That said I am open to algae and other sources of biodiesel also. The more different sources we can use the better.

Last edited by a moderator: May 3, 2017
17. Jan 30, 2008

### wolram

http://www.independent.co.uk/news/science/new-power-generation-alternative-energy-sourc [Broken]

Seems the big boys are getting in on the act.

Meanwhile, in Hawaii, the petroleum giant Shell has more immediate plans. Its ingenious system aims to produce biodiesel from pond scum. It might sound outlandish, but algae has become something of a buzzword in future-fuel circles. If Shell, the first oil major to invest in algal oils, can show the technique to be a viable alternative to standard diesel and existing biofuels, algal fuels could soon appear on a forecourt near you.

Last edited by a moderator: May 3, 2017
18. Jan 30, 2008

### Ivan Seeking

Staff Emeritus
No matter how this pans out, the high energy density of biodiesel as compared to ethanol - about 1.5 times higher - and the fact that it can be used in existing diesel and [with modifications] aircraft engines, and the fact that diesel engines are more efficient than existing IC engines means that BD is needed in large quantities for many years to come.

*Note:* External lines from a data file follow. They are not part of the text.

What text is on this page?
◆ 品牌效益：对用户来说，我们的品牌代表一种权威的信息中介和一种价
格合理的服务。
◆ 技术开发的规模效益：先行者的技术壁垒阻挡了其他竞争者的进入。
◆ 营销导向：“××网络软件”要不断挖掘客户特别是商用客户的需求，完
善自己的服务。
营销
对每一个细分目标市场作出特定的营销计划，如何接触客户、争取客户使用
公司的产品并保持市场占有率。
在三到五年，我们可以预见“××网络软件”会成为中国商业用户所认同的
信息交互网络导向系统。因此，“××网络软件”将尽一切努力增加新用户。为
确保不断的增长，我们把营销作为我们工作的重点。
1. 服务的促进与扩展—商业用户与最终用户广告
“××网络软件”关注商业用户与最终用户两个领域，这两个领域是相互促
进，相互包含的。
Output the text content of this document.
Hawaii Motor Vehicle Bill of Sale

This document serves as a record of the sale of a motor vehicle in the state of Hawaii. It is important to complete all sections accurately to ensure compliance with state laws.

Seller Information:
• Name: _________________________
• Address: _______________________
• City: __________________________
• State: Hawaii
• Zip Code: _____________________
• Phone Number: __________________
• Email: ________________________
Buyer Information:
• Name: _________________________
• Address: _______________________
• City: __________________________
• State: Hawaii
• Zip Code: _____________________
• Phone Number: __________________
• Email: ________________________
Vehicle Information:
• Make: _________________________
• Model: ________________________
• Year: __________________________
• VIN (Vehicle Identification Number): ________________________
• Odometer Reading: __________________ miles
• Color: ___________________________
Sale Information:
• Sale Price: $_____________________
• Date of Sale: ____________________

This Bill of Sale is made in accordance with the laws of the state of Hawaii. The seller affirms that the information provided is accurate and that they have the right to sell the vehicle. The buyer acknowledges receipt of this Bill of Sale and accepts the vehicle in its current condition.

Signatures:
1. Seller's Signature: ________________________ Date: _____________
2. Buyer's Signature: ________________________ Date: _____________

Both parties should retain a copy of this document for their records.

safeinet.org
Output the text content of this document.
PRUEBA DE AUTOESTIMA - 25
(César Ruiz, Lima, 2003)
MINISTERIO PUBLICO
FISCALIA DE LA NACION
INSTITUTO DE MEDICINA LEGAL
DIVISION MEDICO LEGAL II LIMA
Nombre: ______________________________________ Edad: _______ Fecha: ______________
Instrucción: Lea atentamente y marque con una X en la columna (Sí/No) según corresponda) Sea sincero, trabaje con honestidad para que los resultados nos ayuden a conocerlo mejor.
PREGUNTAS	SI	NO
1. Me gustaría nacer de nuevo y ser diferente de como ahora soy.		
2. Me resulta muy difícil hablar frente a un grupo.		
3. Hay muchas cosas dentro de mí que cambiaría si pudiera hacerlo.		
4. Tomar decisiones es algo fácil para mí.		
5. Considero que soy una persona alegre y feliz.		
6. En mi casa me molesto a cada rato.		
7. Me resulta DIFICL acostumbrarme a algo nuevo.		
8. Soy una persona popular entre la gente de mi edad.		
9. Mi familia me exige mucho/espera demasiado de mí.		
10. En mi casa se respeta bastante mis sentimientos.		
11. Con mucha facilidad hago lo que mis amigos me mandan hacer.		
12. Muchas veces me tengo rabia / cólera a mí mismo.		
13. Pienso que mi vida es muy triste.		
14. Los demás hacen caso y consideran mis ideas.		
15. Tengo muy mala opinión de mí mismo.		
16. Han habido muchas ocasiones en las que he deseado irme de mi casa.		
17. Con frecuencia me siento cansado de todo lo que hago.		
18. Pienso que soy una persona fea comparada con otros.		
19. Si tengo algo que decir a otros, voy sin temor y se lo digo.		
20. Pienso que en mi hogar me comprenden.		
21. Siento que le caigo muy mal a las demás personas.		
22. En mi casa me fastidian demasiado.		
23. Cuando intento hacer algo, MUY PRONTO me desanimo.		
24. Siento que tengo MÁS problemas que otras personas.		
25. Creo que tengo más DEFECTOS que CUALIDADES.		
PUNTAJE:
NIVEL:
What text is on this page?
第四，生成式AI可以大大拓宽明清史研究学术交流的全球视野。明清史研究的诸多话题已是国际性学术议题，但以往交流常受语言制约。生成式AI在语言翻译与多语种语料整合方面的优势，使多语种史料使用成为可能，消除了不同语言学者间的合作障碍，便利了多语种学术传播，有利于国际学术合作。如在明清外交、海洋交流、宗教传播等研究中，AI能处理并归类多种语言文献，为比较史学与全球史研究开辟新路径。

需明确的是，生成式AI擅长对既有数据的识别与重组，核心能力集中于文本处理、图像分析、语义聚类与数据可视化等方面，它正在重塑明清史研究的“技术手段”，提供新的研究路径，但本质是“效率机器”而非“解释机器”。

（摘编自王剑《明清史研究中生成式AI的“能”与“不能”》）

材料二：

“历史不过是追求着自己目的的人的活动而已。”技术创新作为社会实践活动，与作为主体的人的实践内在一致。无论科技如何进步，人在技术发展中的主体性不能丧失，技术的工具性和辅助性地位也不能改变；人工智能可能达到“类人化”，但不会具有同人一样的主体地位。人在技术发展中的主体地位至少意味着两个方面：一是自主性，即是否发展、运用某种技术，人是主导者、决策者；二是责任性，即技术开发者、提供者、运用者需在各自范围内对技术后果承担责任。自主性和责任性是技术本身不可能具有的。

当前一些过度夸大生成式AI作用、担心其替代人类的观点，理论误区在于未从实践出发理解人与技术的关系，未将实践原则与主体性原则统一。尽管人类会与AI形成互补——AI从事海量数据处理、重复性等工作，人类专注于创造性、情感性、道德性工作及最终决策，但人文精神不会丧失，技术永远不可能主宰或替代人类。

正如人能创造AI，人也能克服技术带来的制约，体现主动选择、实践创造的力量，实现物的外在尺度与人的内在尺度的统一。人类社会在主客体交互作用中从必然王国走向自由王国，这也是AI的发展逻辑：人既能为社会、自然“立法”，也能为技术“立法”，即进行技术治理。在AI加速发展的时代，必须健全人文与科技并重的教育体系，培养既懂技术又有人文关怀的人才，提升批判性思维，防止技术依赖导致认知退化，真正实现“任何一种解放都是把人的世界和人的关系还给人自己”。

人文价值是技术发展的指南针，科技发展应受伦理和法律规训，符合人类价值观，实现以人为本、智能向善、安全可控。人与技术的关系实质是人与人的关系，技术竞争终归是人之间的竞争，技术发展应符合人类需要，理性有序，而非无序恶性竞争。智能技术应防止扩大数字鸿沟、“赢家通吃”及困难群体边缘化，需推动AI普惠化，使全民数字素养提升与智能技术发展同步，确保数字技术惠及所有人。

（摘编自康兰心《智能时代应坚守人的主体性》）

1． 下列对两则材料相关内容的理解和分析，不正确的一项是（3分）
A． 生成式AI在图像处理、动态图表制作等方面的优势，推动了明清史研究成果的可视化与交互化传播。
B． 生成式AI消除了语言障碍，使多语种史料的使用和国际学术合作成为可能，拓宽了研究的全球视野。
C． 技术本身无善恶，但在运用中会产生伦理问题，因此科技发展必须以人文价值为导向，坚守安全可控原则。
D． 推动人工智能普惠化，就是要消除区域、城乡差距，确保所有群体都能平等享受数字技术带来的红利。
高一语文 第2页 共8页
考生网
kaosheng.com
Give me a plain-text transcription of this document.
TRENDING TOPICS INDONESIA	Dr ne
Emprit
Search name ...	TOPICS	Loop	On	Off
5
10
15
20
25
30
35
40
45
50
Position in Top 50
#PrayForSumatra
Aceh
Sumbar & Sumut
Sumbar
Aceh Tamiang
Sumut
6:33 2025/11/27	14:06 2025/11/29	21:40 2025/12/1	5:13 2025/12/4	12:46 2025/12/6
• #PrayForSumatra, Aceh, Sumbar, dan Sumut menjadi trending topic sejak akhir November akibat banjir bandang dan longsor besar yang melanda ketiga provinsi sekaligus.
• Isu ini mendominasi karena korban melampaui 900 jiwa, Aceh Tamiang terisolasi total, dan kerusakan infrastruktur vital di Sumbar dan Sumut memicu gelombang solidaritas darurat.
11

But again, one of the huge benefits of algae is that it can be used for waste remediation [industrial, agricultural, and municipal] and then used to produce fuel. In essense we have the potential to make a profit by cleaning-up environmental disasters. For example, nitrogen from agricultural runoff kills lakes and streams, but algae loves it!

Last edited: Jan 30, 2008
19. Jan 30, 2008

### mheslep

Its not the nitrogen that kills. The N spawns accelerated plant growth that in turn takes oxygen from the water, its the lack of O2 that kills.

20. Jan 30, 2008

### DrClapeyron

I am thin on why watered down diesel fuel production involves the earth sciences. Yall certainly have a wholesale issue grasp, so may I assume the earth science relationion has something to do with available water resources, which if the production plants are built close to large water reserves like say on the texas gulf coast no problem unfolds.